Check against Unicode allowlist
S This expression takes a string and a Unicode allowlist, and returns the first UTF-8 code point that violates the allowlist, if any.
It takes two string parameters:
- The text to convert to UTF-8 and test against the passed allowlist.
- The Unicode allowlist, or the allowlist name.
The name of the allowlist is the same as you use when calling the (Advanced) Set Unicode allowlist action:
"client names", "channel names", "received by client", or "received by server".
When the tested string matches the allowlist, the expression will return blank "".
Otherwise, the returned text will be along the format of:
Code point at index X does not match allowed list. Code point U+XXXX, decimal XX; valid = XX, Unicode category = XX.
For example, when testing string "Foobar1" with "L*" allowlist (all letter categories), the return will be
Code point at index 6 does not match allowed list. Code point U+0031, decimal 49; valid = yes, Unicode category = Nd.
Breaking down the return text:
- Index 6 is the code point index of the failed character, the first character being 0, not the byte index.

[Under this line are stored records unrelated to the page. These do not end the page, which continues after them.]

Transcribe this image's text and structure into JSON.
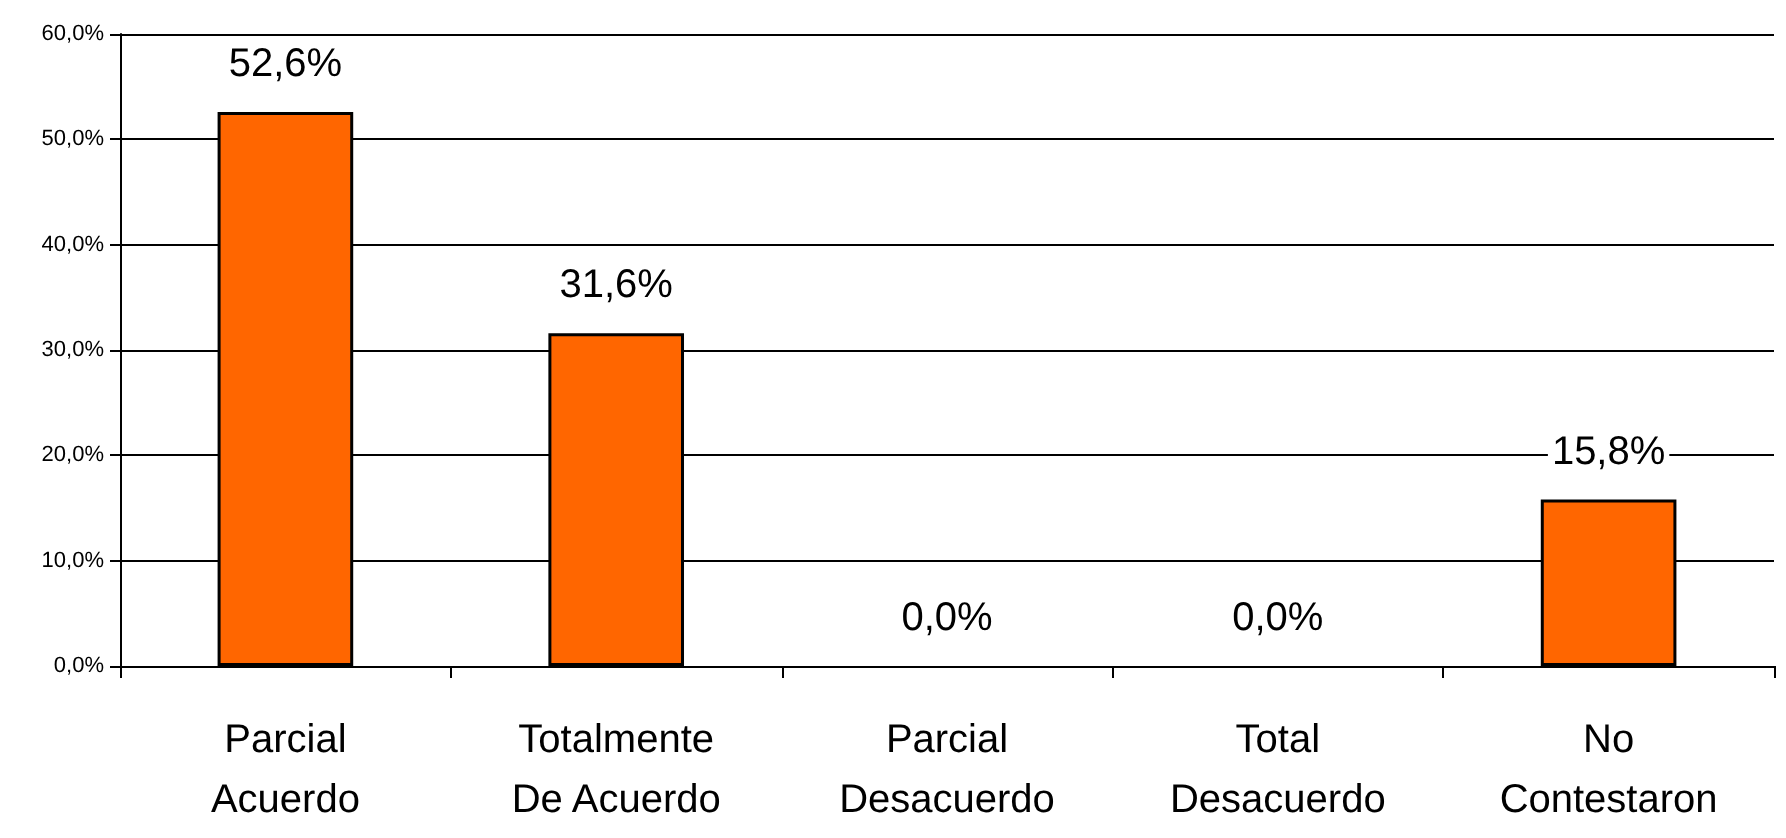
{
  "chart_data": {
    "type": "bar",
    "categories": [
      "Parcial Acuerdo",
      "Totalmente De Acuerdo",
      "Parcial Desacuerdo",
      "Total Desacuerdo",
      "No Contestaron"
    ],
    "values": [
      52.6,
      31.6,
      0,
      0,
      15.8
    ],
    "value_labels": [
      "52,6%",
      "31,6%",
      "0,0%",
      "0,0%",
      "15,8%"
    ],
    "color": "#ff6600",
    "ylim": [
      0,
      60
    ],
    "yticks": [
      {
        "value": 0,
        "label": "0,0%"
      },
      {
        "value": 10,
        "label": "10,0%"
      },
      {
        "value": 20,
        "label": "20,0%"
      },
      {
        "value": 30,
        "label": "30,0%"
      },
      {
        "value": 40,
        "label": "40,0%"
      },
      {
        "value": 50,
        "label": "50,0%"
      },
      {
        "value": 60,
        "label": "60,0%"
      }
    ],
    "grid": "y"
  }
}
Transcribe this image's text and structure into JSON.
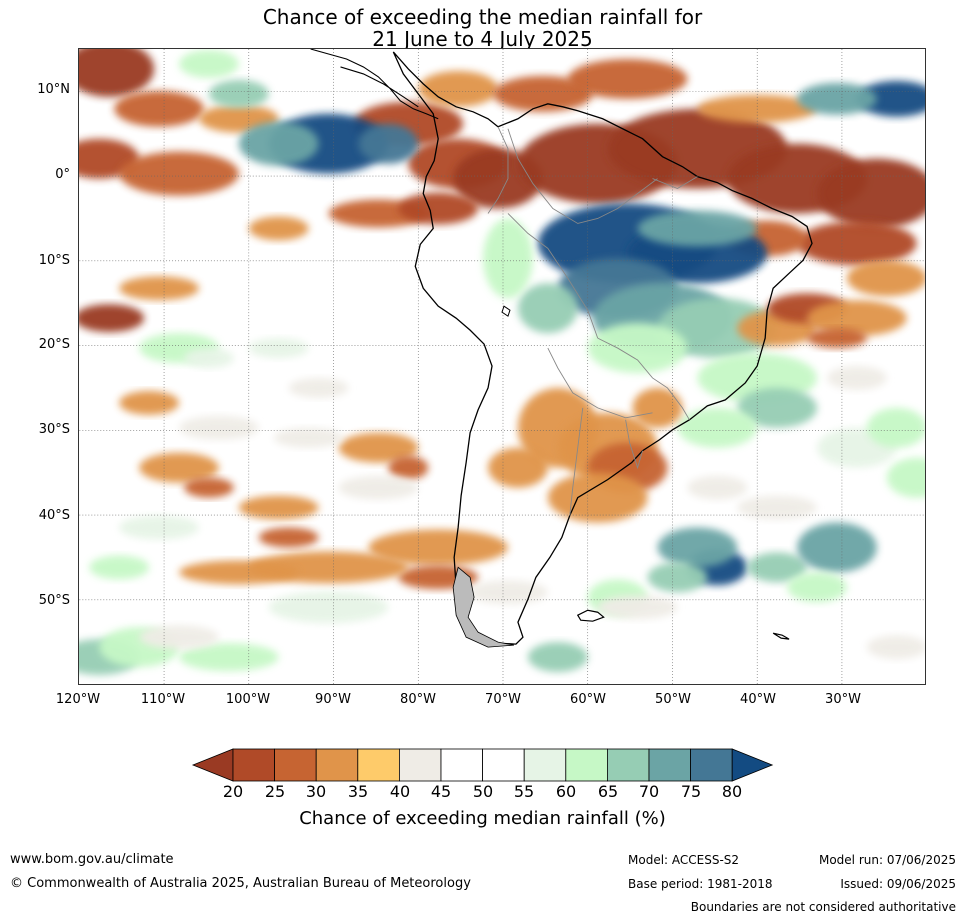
{
  "title": {
    "line1": "Chance of exceeding the median rainfall for",
    "line2": "21 June to 4 July 2025"
  },
  "map": {
    "region": "South America",
    "lon_range": [
      -120,
      -20
    ],
    "lat_range": [
      -60,
      15
    ],
    "lat_labels": [
      "10°N",
      "0°",
      "10°S",
      "20°S",
      "30°S",
      "40°S",
      "50°S"
    ],
    "lon_labels": [
      "120°W",
      "110°W",
      "100°W",
      "90°W",
      "80°W",
      "70°W",
      "60°W",
      "50°W",
      "40°W",
      "30°W"
    ],
    "gridlines": true
  },
  "colorbar": {
    "label": "Chance of exceeding median rainfall (%)",
    "ticks": [
      "20",
      "25",
      "30",
      "35",
      "40",
      "45",
      "50",
      "55",
      "60",
      "65",
      "70",
      "75",
      "80"
    ],
    "colors": [
      "#9a3a23",
      "#b04a28",
      "#c66432",
      "#e0944a",
      "#fecb6a",
      "#efece6",
      "#ffffff",
      "#ffffff",
      "#e6f4e6",
      "#c6f8c6",
      "#96cdb4",
      "#6ba4a5",
      "#447795",
      "#134b82"
    ],
    "extend": "both"
  },
  "footer": {
    "website": "www.bom.gov.au/climate",
    "copyright": "© Commonwealth of Australia 2025, Australian Bureau of Meteorology",
    "model": "Model: ACCESS-S2",
    "base_period": "Base period: 1981-2018",
    "model_run": "Model run: 07/06/2025",
    "issued": "Issued: 09/06/2025",
    "disclaimer": "Boundaries are not considered authoritative"
  }
}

- Code point U+0031 is the UTF-8 hex representation of the character as it will appear on most Unicode websites (e.g. this one), and in other coding languages, the character can be escaped in a "\u0031" sort of format.
- Decimal 49 is the decimal value of the Unicode code point.
- Valid = yes indicates the Unicode code point that does not match the list is still a valid Unicode code point.
- Unicode category = Nd indicates the non-matching code point is a Number, Decimal Digit classification.
Only the first non-matching code point will be returned.
For more details on UTF-8 terms, read the Unicode notes topic. Allowlists are also explained there.